SM: Neither Phillip Pullman nor Phillip Hensher can put their finger quite on why they dislike the present tense. Undoubtedly they have read bad examples of it. Pullman claims it only has one mode of expression (a “scream”), which is patently untrue. If that’s the case, then the act of living itself would be nothing but a scream, the present tense being the tense of experience, not of recollection. There is no reason in the world why the present tense should have less variety of expression than the past; indeed, it will be able to do some things the past tense cannot. It may appear to have less variety of expression because unlike the past tense, it has not been the status quo for the vast majority of classic literature.
Let these words be written on the mountaintop.
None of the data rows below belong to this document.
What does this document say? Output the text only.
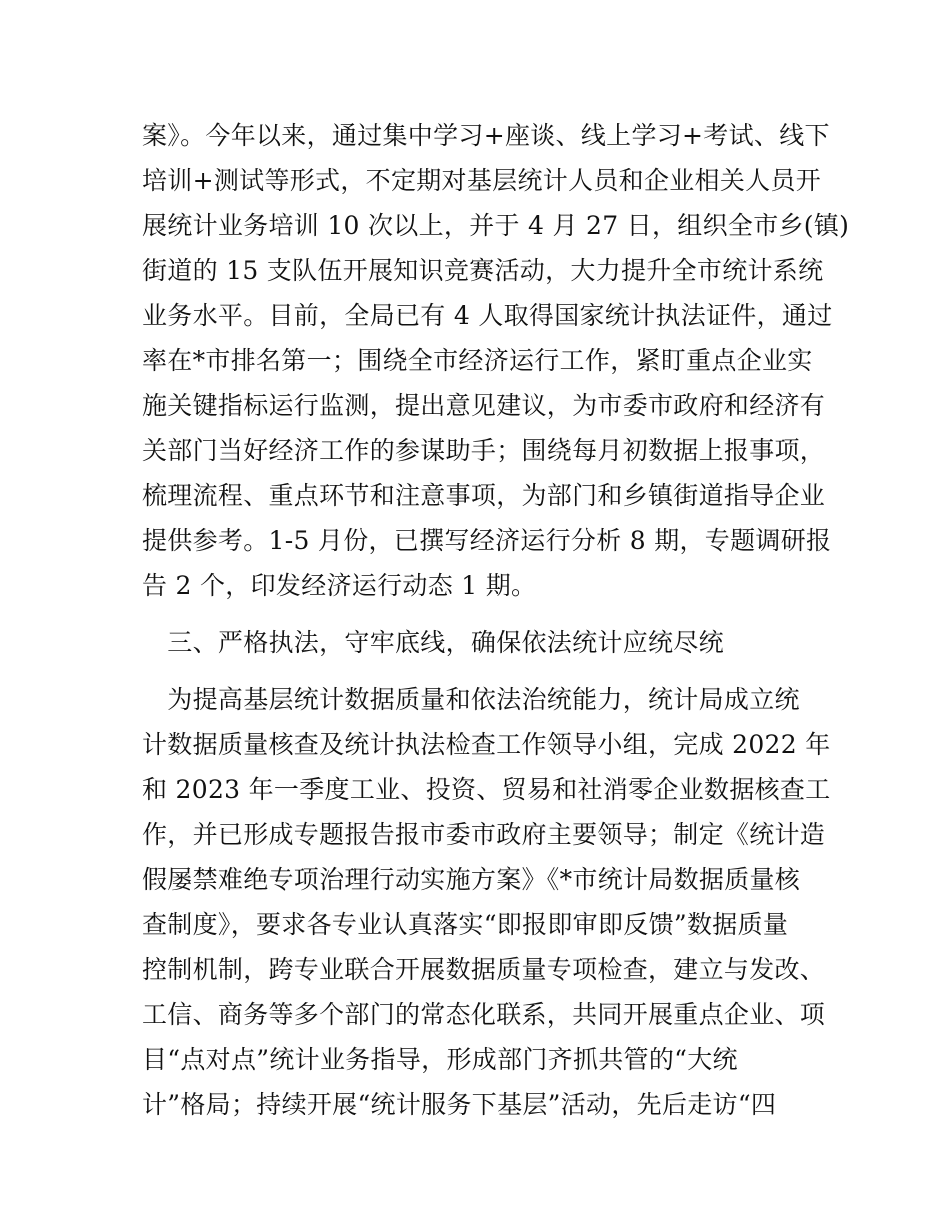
案》。今年以来，通过集中学习+座谈、线上学习+考试、线下
培训+测试等形式，不定期对基层统计人员和企业相关人员开
展统计业务培训 10 次以上，并于 4 月 27 日，组织全市乡(镇)
街道的 15 支队伍开展知识竞赛活动，大力提升全市统计系统
业务水平。目前，全局已有 4 人取得国家统计执法证件，通过
率在*市排名第一；围绕全市经济运行工作，紧盯重点企业实
施关键指标运行监测，提出意见建议，为市委市政府和经济有
关部门当好经济工作的参谋助手；围绕每月初数据上报事项，
梳理流程、重点环节和注意事项，为部门和乡镇街道指导企业
提供参考。1-5 月份，已撰写经济运行分析 8 期，专题调研报
告 2 个，印发经济运行动态 1 期。
　三、严格执法，守牢底线，确保依法统计应统尽统
　为提高基层统计数据质量和依法治统能力，统计局成立统
计数据质量核查及统计执法检查工作领导小组，完成 2022 年
和 2023 年一季度工业、投资、贸易和社消零企业数据核查工
作，并已形成专题报告报市委市政府主要领导；制定《统计造
假屡禁难绝专项治理行动实施方案》《*市统计局数据质量核
查制度》，要求各专业认真落实“即报即审即反馈”数据质量
控制机制，跨专业联合开展数据质量专项检查，建立与发改、
工信、商务等多个部门的常态化联系，共同开展重点企业、项
目“点对点”统计业务指导，形成部门齐抓共管的“大统
计”格局；持续开展“统计服务下基层”活动，先后走访“四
“Literary techniques, like technology or a text that attempts to sum up the meaning of life, are morally neutral. Each one will have flaws that a bad writer will succumb to, and that a good writer will overcome; and, likewise, it will have possibilities that a bad writer will ignore, and that a good writer can use. Dismiss no technique, and praise no technique. Their worth is not in themselves, but in their application.”
PP: You really think that will work?
SM: No. I think next September we’ll be reading about how three stories written in the second-person are shortlisted for the Booker, and talking heads will be complaining about how the industry’s being swamped by a flawed technique. Oh, and it’ll be all the fault of creative writing courses.